Arthur dies following a stroke and Phoebe's headmistress, Dorothy takes her in. Phoebe and Todd decide to consummate their relationship without using contraception and Phoebe becomes pregnant. She wants to have an abortion and Todd supports her decision, but when Phoebe goes to the abortion clinic, he changes his mind. He rushes to the clinic and is knocked down by a van. He is taken to hospital and Phoebe hears about his accident and does not have an abortion. Todd dies and later Phoebe has visions of him in which he tells her he will always be there for her and his daughter.

When Phoebe visits Todd's grave, she meets Stephen. They form a bond and fall in love. Phoebe is surprised when Stephen proposes to her, but she accepts. Phoebe goes into labour and Stephen delivers the baby girl. Phoebe names her daughter, Hope. Stephen and Phoebe marry a few weeks later. Dorothy leaves Phoebe and Stephen to their new home and they decide to run the coffee shop. They take in a problematic lodger Russell. He tries to kiss Phoebe, harasses her and steals Hope . Stephen uses a bike gang to scare Russell away from Ramsay Street. Stephen is paralysed in an explosion and the pair have to save their relationship. They then decide to open their own record store in Anson's Corner and leave Erinsborough. Stephen's brother Mark reveals that Phoebe and Stephen have five children upon his return to Erinsborough.

==Reception==
A writer for the BBC described Phoebe's most notable moment as "being held hostage at number 30 by Bob Landers." A columnist from Inside Soap wrote "Simone plays the freakiest girl in school, an oddball who doesn't worry about looks and fashion, has weird ideas and even keeps a snake as a pet. Romance is last on her list of priorities." While their colleague stated "Neighbours teen lovers Todd and Phoebe thought that nothing could come between them. They knew that their love was strong enough to see them through any crisis - even a completely unplanned pregnancy." Ben Thompson of The Independent opined that the "schoolgirl mother" caused the "most outrageous moment" of 1993 when she fought for the right to give birth on Todd's tombstone.

Hilary Kingsley from Woman branded her "funny Phoebe - funny glasses, funny hairstyle, funny undertaker father and funny-peculiar pet." She added that the character evolved into three stages being funny Phoebe, fateful Phoebe and fulfilled Phoebe.
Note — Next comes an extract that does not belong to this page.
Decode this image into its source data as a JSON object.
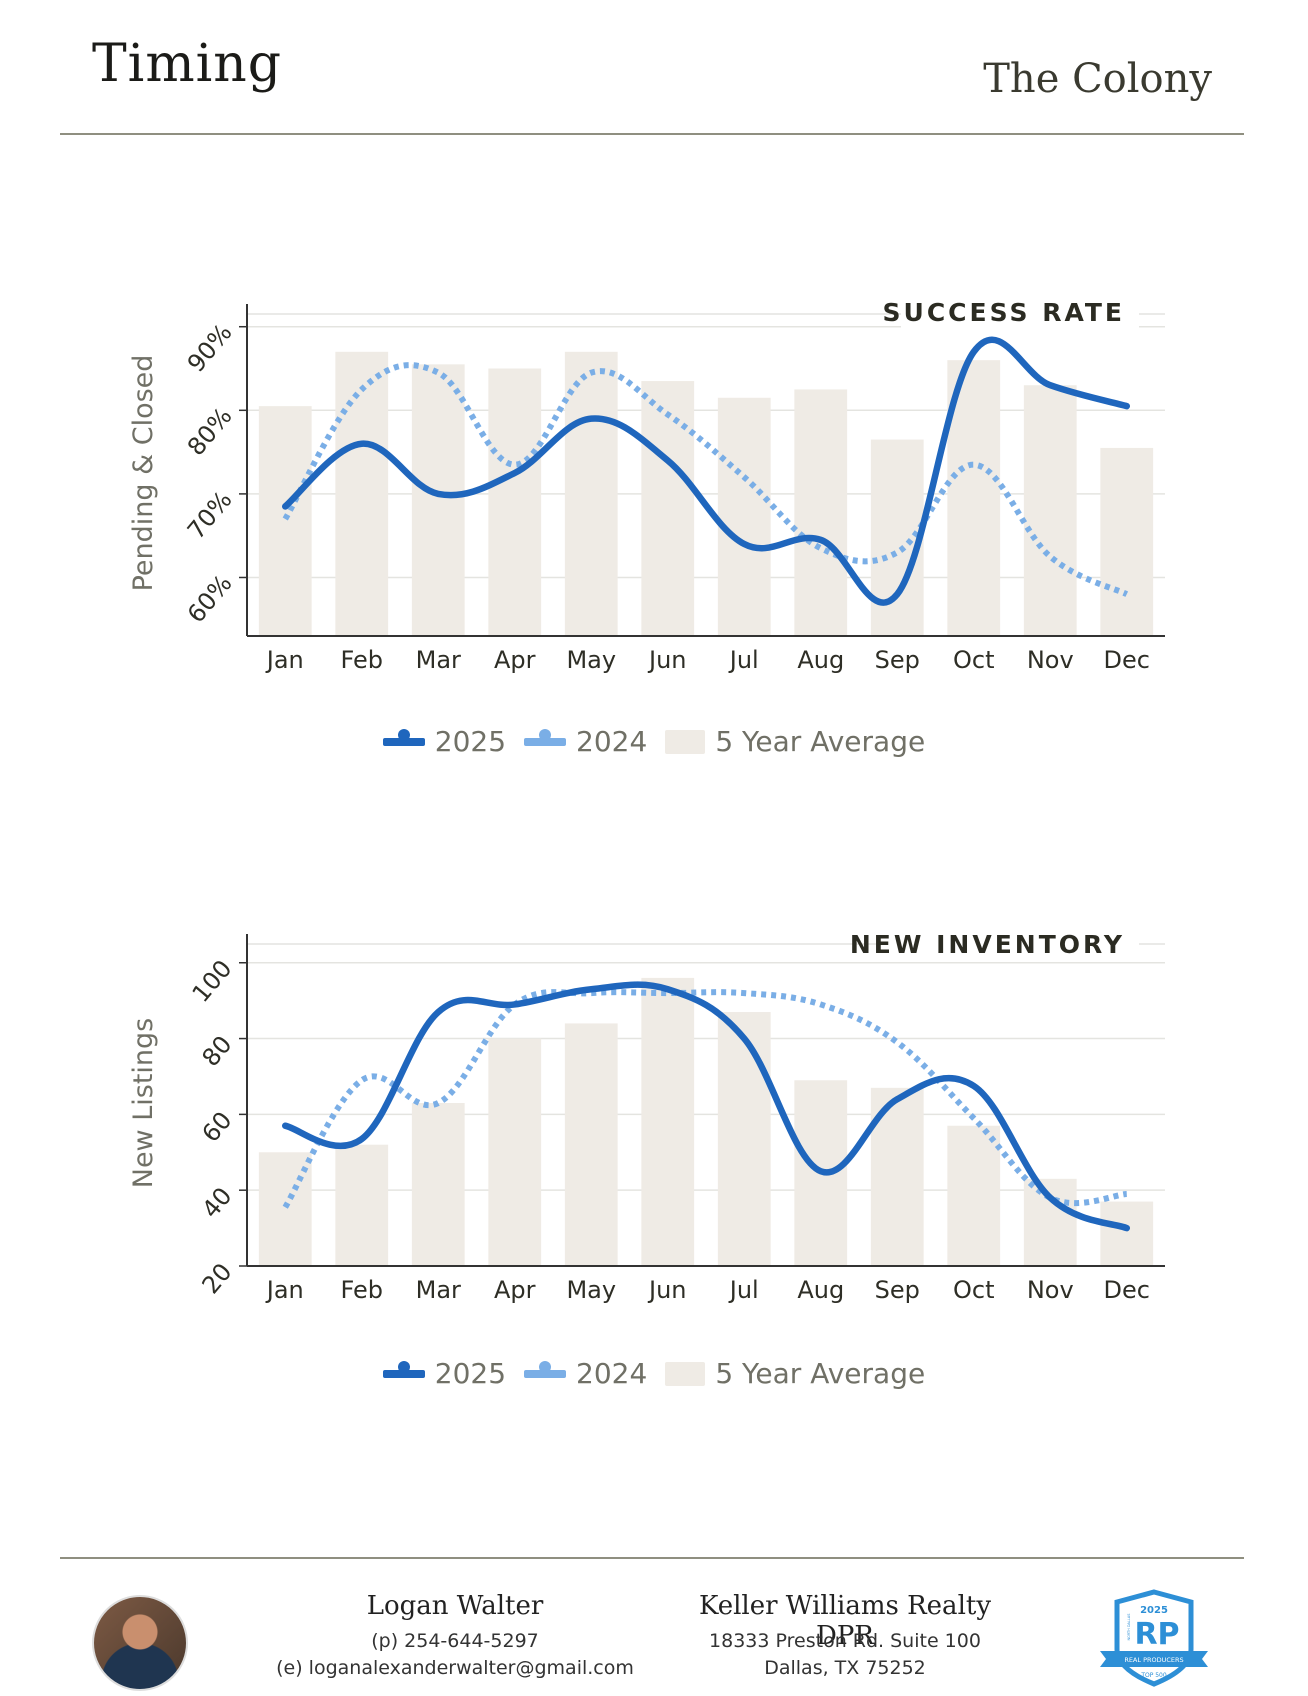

Kingsley also noted that "by rights [Robertson] should be punch-drunk from playing more emotion-packed scenes than any other young character since the long-running Aussie soap opera began." Robin Oliver of The Sydney Morning Herald used Phoebe coming to terms with her pregnancy as an example of Neighbours becoming more "moralistic". A reporter from TVTimes branded Phoebe "the freaky girl who keeps a snake for a pet". They added that the character's teenage pregnancy was a "hard hitting story". Another branded her the "freakiest in school", adding "with her odd ideas and even stranger hobbies [...] Phoebe has caused something of a stir in Ramsay Street." An Evening Express journalist included Phoebe giving birth to Hope in their "Highlights" feature profiling the day's must watch television shows. Referencing Phoebe's endless dramas, a Daily Mirror reporter stated "you have to hand it to Neighbours' Phoebe - the girl's got stamina." They added "It seems only yesterday she was a gawky, bespectacled schoolgirl with a pet snake, a peculiar undertaker father and a crush on classmate Todd." Donna Hay from What's on TV included Phoebe and Todd in their "marriages made in heaven" feature. Hay noted that Todd only wanted "Bright the Fright" once Josh was interested in her. She added that their romance "should have had a happy ending" but writers decided otherwise. In May 1993, TVTimes featured a story about their readers' beliefs that there was too much sex on television. In their soap opera feature, they stated "many people worry about sex in early-evening soaps." They included a viewer complaint that "young kids" in Neighbours, such as Phoebe and Todd having sex was "bad". In 2024, Peter Hart from OK! assessed that the character was "the Neighbours school swot", adding that "in just two years, Phoebe turned from a bookish schoolgirl into a tortured teen."